Mrs. McCullough had white hair, wore a white button down sweater and looked like somebody's grandma (probably was). Sweet and loving, she made learning enjoyable. I have used that five times memory principle for ...well...a long time (like 50 years, can you believe it?). Whenever I needed to remember to remember something vitally important, I did what she said. And as far as I know (or can remember), it has worked.
I met a father of two daughters, who were older teenagers at the time, lament that his kids blew off his teaching and, even more hurtful, his values. They blindly and arrogantly plowed on with their lives, making choices that he thought would certainly harm them.
I was single, in my late twenties at the time, and I said, offering some encouragement from my own experience, "Well, maybe they will learn in retrospect." They weren't hearing his wisdom at the time, but someday his words may replay in their heads, and descend to their hearts.
That's my hope as a dad myself. I now have one college-age daughter and another in middle school. Two different stages of mental impairment are represented in that, largely due to the blindness caused by immaturity. I remember how smart I thought I was when I was their age. And I keep that in mind whenever I try to impart some wisdom to either of them. After all, how can someone as out of touch and stupid as their father tell them anything about real life?
How do I impart what I have learned, especially through mistakes and poor choices, without sounding preachy?
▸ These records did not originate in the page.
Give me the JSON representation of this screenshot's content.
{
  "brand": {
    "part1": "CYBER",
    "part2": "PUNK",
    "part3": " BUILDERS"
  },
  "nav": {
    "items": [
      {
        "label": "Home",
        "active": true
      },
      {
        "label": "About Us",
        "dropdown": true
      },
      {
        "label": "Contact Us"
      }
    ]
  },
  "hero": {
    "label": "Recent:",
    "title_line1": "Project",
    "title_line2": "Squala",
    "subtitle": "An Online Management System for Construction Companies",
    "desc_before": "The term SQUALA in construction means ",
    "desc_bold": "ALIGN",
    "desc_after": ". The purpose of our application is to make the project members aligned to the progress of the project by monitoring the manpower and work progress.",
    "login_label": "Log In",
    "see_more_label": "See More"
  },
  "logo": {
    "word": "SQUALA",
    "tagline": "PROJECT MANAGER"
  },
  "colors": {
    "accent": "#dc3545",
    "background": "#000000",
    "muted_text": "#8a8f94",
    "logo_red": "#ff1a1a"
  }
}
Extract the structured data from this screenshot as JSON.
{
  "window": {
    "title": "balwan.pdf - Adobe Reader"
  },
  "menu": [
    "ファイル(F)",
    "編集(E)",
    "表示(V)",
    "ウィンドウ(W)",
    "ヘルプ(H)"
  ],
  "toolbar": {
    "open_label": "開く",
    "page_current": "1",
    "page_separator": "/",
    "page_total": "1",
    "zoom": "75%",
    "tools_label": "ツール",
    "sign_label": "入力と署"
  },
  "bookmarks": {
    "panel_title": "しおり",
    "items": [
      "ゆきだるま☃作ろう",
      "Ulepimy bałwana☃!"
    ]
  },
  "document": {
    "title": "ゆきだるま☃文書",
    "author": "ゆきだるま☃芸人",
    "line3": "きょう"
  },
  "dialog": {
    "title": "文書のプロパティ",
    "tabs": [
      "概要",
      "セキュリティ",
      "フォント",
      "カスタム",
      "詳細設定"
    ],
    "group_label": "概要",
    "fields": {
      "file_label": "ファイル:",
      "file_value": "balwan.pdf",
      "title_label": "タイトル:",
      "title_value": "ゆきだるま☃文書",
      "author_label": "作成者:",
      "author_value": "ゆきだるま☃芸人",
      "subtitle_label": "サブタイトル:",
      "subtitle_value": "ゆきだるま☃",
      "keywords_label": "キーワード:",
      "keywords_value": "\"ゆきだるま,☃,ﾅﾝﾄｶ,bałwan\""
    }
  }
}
How do I speak of what is right and good to a determined teen who thinks she knows what's right for her, and that what feels good now must therefore be good?
Now, after my parents are gone, I hear their words and I get their points. And I hate to admit that.! But what I have learned to realize in this is that my own kids, like me, may despise Dad now, may think I'm out of touch, and may blow off whatever wisdom I may share. But somewhere deep within them, there is a storage place. And from that place, at perhaps just the right time, they will recall "something Dad said about ..." and they will learn in retrospect.
The principle stated in Proverbs gives me hope for the long haul: "Train up a child in the way he should go, and when he is old he will not depart from it." (Proverbs 22:6)
The key word there is, "when he is old". It may take that long for the stubborn, the rebellious, and the proud one to learn what they always had known was right.